Expressing Needs and Desires to Your Partner

Author Elisa Armstrong From Build a Love That Lasts: Three Relationship Conversation Books in One Set 7 years ago 8463

Isn't communication the foundation of a healthy relationship? Isn’t it important to be able to talk to the person you plan to spend your life with frankly, honestly and without inhibitions? Isn’t it vital that your partner be open and talk to you freely about anything under the sun? While you or your partner will obviously not say everything that's going on in your head, there has to be a direct, open and honest communication channel between the two.

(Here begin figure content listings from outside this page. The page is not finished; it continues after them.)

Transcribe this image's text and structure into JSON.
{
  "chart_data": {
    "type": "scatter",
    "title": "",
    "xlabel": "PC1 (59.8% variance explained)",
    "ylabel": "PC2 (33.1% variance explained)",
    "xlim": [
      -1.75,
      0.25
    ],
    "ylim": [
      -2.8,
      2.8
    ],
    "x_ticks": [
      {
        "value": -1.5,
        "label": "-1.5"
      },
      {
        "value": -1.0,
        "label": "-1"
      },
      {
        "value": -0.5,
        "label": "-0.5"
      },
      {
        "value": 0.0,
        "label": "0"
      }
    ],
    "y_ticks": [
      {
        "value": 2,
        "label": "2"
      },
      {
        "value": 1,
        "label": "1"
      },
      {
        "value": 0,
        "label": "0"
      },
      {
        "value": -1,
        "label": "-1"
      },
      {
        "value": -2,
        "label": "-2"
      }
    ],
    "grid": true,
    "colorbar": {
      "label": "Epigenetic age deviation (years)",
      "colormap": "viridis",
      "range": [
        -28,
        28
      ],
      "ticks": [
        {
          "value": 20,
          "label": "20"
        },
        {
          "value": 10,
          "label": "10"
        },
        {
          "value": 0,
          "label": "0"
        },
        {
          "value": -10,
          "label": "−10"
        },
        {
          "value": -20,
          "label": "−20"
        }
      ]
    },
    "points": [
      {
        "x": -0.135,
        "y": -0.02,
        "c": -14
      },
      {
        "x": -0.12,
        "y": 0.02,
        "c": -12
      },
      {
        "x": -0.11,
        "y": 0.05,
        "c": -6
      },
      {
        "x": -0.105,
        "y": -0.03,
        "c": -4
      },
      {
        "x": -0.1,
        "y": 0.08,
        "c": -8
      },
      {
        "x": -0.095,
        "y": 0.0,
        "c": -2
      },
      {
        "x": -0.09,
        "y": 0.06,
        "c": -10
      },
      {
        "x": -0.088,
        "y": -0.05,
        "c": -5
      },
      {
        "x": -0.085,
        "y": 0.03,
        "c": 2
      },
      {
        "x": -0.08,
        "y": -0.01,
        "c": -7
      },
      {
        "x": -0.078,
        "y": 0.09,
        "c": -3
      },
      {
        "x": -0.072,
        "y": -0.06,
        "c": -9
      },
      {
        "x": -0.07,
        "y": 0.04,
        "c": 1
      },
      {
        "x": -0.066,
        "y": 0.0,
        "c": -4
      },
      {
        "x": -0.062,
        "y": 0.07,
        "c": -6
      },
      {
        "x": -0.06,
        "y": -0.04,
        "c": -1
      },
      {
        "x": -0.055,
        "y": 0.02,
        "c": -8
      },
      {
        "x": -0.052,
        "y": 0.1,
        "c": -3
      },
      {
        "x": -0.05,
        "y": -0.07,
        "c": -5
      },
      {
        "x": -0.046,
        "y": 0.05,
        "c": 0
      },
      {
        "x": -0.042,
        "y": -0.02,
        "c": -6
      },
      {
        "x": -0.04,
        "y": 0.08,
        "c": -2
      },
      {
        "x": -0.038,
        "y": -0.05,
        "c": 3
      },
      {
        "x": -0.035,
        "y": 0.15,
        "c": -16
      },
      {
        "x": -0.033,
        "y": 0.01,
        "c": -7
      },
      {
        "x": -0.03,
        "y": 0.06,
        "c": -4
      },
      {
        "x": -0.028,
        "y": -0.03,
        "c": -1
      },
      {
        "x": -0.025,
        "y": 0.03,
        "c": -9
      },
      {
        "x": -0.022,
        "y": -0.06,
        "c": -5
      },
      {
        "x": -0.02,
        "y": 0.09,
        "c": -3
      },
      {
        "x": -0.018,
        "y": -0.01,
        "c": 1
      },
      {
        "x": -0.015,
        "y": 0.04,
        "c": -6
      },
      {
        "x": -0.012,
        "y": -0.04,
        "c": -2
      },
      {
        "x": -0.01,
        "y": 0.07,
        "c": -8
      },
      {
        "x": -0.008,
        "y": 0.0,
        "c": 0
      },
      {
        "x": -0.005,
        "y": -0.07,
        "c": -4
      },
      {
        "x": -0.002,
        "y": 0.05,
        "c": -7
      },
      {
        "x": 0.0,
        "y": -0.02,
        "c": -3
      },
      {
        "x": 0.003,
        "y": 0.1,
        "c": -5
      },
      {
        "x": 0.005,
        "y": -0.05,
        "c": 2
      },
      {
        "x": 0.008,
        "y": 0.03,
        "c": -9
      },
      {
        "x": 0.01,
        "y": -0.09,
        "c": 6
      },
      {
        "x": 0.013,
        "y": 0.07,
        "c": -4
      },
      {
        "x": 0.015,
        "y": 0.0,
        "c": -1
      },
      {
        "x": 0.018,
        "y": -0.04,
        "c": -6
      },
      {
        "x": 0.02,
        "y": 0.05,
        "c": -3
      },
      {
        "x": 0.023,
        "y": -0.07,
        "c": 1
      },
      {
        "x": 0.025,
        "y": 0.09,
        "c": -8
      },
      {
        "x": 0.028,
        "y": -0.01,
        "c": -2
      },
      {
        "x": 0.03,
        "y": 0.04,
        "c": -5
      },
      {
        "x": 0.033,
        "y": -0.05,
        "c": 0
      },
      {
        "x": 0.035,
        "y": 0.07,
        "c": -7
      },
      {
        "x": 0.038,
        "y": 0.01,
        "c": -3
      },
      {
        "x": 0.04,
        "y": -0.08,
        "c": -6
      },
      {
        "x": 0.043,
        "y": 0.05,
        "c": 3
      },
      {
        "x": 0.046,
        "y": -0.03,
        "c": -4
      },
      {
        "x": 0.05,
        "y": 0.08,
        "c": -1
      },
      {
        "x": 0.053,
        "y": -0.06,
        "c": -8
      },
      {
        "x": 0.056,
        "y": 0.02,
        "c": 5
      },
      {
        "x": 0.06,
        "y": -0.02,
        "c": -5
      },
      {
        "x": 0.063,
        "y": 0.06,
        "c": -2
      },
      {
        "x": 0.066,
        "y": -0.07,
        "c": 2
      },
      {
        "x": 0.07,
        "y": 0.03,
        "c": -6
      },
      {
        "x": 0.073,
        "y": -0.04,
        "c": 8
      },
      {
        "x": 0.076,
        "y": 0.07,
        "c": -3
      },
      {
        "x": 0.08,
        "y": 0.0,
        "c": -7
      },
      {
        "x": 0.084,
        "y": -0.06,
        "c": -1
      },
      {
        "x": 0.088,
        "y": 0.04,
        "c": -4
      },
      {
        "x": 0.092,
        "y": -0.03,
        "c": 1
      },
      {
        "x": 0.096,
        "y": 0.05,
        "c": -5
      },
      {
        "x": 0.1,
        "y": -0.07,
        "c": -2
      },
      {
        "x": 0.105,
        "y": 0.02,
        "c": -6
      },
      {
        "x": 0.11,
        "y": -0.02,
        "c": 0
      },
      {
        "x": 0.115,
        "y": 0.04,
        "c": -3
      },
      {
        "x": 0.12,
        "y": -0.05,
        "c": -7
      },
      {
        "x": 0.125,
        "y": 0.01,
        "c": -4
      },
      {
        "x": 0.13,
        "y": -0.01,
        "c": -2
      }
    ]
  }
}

Are you open when it comes to discussing your wants and needs with your partner? Do they find it comfortable discussing their requirements with you? Say for instance, they want to enjoy a drink at the bar after work, while you've had a really hard day at work and simply want to stay home and eat take-out. Are you clearly able to express your disinterest in stepping out? It is alright to go with their needs sometimes, but do you constantly see yourself unable to express your desire?


Do not take it for granted that they will read your mind and get upset when they don’t. Are you both able to explicitly state your needs to each other without assuming that you both will, through some strange telepathy, know what the other person is thinking? Does your partner communicate specifically with you or are they vaguer in their communication? Does your partner expect you to understand the subtle hints and cues they give you over implicitly stating what they want?


If you are more direct, forthright and open in your communication, you may have trouble dealing with a person who communicates more indirectly through hints and signs? You may fail to pay heed to the hints, which may lead to bitter arguments.


Rick and his girlfriend Jill are at Rick's office party. They are having a good time, when Jill notices that Rick is laughing hard at a female colleague’s joke and generally acting flirtatious with her. Rick may just view it as harmless socializing with office buddies. Jill sulks about it throughout the evening, hoping Rick will notice and apologize for it. Rick, on the hand, has no clue that Jill is upset and thinks she's probably tired after a long day at work. Jill held the grudge for several days. She expected Rick to pick up the clues, stop doing things that upset her and make-up for it.


When they finally spoke about it, Rick had no clue Jill would be so upset. He thought she understood it was all harmless and in good fun. Both hurled accusations at each other and felt terrible. Wouldn’t it have been easier for Jill to talk about her apprehensions and feelings earlier so Rick could reassure her? Do you or your partner always assume the other will simply understand things without talking?